Independent commentator Shen Du sees the incident as a huge scandal in the so-called new era of high-profile anti-corruption and anti-gang efforts by Chinese authorities.

He said, “The hasty re-sentencing of the female auxiliary police officers and the lighter release of the officials greatly amplified an already huge scandal. This scandal occurred nine years after Xi Jinping‘s anti-corruption campaign, or rather during the seven or eight years of his high-profile anti-corruption campaign, while sexual bribery was proliferating at the grassroots level in China. So it has to be said that this kind of directed anti-corruption campaign launched from the highest levels is still far from the kind of universal, law-based, non-discriminatory anti-corruption that modern citizens demand.”

Three Possible Endings

The court verdict in the female auxiliary police case, which has provoked much debate and strong questions from Chinese netizens, was widely circulated online just after the closing of the two sessions in Beijing, and the public opinion is still fermenting.

The next focus of attention will be on the second trial of the female auxiliary police extortion case in Lianyungang City Central Court to see if the outcome will be the Yang Naiwu and Cabbage type ending reversal that many are expecting, or if the crime will remain unchanged as some official media have implied, with only a reduced punishment in terms of sentencing.

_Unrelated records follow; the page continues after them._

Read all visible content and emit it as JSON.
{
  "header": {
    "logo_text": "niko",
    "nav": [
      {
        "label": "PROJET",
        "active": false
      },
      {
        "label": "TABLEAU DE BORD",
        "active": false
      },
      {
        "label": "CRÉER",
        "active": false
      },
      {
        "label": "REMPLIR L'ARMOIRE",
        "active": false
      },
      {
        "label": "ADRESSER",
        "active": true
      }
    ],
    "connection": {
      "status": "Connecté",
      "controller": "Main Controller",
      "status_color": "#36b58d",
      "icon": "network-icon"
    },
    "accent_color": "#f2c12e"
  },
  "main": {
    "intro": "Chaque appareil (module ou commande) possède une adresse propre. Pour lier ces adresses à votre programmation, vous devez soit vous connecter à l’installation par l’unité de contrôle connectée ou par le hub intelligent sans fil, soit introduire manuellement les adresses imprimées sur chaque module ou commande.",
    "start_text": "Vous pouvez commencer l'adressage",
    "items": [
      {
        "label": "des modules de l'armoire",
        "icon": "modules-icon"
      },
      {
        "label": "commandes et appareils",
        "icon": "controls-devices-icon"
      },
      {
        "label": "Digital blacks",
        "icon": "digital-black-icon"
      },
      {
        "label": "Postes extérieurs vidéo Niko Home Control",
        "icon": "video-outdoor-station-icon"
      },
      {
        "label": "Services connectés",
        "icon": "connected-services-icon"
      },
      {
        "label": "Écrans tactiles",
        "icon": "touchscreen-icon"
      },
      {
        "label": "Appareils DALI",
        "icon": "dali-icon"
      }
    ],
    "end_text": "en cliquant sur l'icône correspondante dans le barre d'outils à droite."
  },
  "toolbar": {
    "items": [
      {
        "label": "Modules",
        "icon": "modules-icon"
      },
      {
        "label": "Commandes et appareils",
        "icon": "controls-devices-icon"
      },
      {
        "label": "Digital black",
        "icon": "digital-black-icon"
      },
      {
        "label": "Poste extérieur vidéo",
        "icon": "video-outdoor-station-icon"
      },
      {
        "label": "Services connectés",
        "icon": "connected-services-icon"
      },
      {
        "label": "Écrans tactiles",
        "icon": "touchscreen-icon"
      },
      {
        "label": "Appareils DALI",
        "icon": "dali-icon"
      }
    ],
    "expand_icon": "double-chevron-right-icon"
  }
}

At the same time, some observers believe that the Chinese Communist authorities, who only care about the security and stability of the regime, will not be moved by public opinion, but will insist that “this example must not be opened and this wind must not grow”, and will ultimately maintain the original sentence of the first trial as usual. Some predict that public opinion will likely erupt into another uproar by then.

(Original title: female auxiliary police “blackmail case”: the trial of justice, or the poor sentence?